The standard adult dose of RITUXAN is: 375 mg/m2 IV weekly for 4 doses for non-Hodgkin lymphoma; 1000 mg IV on days 1 and 15 for rheumatoid arthritis; 375 mg/m2 IV weekly for 4 doses for chronic lymphocytic leukemia (in combination with fludarabine and cyclophosphamide).. The standard adult dose of AGRYLIN is: Adults: 0.5 mg orally once or twice daily, increased by 0.5 mg every 2 weeks to maintain platelet count <600,000/µL. Maximum dose: 10 mg/day.. Dosing should always be individualized based on indication, renal and hepatic function, age, and other patient factors.

4. Can you take RITUXAN and AGRYLIN together?

No direct drug-drug interaction has been formally documented between RITUXAN and AGRYLIN in current clinical databases. However, individual patient risk factors including other medications, organ function, and comorbidities should always be evaluated by a qualified healthcare provider.
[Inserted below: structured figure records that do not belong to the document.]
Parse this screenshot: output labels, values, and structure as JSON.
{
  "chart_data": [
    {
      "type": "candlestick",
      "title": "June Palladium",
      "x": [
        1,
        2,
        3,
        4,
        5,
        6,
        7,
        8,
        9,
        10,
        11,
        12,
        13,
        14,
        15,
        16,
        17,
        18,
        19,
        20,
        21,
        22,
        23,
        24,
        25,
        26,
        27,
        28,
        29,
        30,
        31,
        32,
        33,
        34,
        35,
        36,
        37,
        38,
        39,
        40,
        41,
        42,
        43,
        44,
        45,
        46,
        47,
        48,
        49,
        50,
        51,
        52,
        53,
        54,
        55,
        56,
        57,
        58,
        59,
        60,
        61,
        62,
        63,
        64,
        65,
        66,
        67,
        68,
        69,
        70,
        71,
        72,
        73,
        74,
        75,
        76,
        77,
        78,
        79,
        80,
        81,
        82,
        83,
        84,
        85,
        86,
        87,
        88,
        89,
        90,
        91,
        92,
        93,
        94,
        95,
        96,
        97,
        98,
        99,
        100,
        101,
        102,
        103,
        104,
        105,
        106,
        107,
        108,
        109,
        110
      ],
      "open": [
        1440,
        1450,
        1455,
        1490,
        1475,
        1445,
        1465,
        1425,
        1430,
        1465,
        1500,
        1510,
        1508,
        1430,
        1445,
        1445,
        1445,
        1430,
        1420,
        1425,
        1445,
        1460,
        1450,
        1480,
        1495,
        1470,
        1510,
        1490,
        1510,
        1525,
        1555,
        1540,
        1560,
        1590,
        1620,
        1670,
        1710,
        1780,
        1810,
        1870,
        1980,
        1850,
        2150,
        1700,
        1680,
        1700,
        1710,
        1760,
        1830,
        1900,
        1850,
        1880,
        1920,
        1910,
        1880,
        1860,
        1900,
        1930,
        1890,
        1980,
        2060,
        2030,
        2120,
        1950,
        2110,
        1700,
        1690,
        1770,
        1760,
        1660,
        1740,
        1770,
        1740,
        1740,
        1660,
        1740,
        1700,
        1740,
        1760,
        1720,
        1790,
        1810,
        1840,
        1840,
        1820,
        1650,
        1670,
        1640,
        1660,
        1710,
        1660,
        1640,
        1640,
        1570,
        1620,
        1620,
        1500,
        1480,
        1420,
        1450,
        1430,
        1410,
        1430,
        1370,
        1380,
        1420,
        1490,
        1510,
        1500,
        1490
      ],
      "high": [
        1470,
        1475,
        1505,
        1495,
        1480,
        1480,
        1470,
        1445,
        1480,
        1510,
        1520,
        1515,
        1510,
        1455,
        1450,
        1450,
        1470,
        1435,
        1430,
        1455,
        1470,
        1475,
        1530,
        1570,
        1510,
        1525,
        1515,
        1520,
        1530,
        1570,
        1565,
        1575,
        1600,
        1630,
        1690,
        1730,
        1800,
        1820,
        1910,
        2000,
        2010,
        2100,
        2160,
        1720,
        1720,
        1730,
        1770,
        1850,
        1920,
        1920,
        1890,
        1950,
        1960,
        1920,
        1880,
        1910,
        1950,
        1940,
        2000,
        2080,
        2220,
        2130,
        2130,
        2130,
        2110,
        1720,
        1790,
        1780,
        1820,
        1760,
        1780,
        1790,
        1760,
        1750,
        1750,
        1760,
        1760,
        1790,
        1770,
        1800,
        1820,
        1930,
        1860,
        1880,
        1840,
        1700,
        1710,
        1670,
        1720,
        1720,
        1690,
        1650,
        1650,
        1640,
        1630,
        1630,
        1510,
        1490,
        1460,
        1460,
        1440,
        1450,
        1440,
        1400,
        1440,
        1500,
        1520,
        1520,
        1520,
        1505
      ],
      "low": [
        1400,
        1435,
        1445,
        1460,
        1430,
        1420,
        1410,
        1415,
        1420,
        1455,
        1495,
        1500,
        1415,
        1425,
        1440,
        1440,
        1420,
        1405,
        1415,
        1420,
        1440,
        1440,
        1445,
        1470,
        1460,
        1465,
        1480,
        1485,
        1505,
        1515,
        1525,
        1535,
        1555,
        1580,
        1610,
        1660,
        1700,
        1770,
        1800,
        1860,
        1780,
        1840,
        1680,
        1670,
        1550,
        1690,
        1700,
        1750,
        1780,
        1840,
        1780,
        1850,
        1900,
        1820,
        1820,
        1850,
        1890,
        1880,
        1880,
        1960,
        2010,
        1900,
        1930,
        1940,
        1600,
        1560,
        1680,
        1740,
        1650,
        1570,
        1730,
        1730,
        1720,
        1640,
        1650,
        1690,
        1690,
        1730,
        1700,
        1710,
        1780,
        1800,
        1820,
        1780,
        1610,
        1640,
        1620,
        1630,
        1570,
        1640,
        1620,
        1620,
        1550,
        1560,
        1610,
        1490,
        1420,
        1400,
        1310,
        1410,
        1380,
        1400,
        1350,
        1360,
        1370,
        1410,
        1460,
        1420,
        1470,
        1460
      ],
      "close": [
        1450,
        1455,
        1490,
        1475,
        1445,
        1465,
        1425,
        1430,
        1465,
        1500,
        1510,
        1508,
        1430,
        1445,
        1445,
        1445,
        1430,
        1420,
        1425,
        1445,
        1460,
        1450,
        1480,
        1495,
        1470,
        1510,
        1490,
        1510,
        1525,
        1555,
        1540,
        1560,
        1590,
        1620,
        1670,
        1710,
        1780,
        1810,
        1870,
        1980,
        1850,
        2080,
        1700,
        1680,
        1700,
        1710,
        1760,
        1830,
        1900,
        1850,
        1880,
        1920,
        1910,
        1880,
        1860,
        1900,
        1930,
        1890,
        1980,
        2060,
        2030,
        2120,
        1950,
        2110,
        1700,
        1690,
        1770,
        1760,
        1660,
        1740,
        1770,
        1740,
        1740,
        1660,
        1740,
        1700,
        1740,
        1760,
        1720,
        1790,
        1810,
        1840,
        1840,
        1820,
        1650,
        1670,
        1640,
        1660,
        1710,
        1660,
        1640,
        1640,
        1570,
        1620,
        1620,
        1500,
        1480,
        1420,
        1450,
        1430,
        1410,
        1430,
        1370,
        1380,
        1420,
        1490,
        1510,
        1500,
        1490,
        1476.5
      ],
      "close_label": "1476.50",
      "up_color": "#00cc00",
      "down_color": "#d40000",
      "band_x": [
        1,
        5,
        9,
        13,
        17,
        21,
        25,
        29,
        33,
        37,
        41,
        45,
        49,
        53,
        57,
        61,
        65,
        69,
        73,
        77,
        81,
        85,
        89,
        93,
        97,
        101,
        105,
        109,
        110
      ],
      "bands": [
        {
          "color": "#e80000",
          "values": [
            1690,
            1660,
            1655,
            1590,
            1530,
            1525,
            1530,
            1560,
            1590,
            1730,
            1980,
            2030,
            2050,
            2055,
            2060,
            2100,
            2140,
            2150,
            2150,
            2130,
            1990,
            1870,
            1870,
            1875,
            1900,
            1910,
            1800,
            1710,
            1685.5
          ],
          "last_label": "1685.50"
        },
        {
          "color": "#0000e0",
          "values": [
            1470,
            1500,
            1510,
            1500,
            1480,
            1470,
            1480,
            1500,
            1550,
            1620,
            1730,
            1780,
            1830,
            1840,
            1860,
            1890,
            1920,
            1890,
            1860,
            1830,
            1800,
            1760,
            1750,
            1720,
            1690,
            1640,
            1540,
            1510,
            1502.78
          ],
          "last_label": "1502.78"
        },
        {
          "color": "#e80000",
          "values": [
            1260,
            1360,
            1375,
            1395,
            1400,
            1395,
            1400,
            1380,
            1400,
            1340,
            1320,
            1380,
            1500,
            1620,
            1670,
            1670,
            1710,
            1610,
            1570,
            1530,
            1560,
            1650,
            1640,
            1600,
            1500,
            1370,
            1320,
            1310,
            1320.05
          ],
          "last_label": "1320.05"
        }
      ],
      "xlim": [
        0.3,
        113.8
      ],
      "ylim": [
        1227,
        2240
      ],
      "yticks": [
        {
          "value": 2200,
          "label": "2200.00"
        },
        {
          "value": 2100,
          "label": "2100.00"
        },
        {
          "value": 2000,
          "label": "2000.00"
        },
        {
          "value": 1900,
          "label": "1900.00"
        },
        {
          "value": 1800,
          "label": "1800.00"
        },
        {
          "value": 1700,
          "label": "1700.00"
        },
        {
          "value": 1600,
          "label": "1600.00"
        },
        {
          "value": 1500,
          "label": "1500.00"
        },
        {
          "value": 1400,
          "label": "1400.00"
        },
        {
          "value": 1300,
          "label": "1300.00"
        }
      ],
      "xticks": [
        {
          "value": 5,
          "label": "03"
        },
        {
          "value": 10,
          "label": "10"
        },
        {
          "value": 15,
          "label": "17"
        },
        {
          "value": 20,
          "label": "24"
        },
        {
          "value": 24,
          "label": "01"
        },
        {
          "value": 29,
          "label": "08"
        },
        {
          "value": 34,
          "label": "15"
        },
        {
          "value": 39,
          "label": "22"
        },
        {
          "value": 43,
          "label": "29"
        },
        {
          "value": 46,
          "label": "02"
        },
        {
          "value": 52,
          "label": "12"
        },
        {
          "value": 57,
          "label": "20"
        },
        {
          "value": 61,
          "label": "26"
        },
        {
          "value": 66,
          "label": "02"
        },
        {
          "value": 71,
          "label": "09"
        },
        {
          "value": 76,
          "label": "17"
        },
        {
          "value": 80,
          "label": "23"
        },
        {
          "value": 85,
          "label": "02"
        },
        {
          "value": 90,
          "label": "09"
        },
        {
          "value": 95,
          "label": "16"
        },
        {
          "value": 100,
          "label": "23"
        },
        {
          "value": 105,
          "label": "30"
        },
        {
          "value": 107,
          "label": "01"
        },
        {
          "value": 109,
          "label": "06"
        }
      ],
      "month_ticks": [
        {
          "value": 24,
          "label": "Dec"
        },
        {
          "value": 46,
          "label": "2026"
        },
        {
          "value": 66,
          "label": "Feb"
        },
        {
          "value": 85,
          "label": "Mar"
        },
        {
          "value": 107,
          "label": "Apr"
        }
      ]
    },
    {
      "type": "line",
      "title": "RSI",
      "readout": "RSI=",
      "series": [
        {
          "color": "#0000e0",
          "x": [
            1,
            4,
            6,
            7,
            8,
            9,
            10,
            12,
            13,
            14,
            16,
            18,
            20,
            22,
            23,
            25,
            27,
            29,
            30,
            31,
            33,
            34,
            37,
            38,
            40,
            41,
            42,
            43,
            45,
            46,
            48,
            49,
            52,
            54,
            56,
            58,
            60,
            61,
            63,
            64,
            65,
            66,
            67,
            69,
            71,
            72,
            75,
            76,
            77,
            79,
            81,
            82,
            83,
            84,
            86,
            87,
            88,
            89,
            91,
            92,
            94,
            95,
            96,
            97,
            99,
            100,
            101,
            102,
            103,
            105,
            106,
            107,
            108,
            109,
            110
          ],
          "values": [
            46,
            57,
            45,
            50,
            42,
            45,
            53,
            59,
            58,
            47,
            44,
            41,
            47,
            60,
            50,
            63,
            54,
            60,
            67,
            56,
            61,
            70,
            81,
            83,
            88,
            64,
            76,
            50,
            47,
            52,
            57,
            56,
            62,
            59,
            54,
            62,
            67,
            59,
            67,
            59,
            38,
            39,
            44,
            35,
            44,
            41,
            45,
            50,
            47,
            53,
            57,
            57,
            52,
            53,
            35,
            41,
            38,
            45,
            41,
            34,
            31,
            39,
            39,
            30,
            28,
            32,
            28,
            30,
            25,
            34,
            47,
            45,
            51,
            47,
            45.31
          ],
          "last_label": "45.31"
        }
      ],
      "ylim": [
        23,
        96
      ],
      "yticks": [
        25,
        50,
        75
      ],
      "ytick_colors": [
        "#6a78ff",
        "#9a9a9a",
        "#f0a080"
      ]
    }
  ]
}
5. Are RITUXAN and AGRYLIN safe during pregnancy?

The maternal-fetal safety profiles differ. RITUXAN is classified as Category C. First trimester: There is a theoretical risk based on mechanism (B-cell depletion), but human data are limited. Rituximab is an IgG1 antibody that crosses the placenta in the secon. AGRYLIN is classified as Category C. Pregnancy Category C. Anagrelide is not recommended in pregnancy. Animal studies have shown embryotoxicity and teratogenicity (e.g., increased fetal resorptions, skeletal anomalies. Always consult a maternal-fetal medicine specialist before taking either drug during pregnancy or lactation.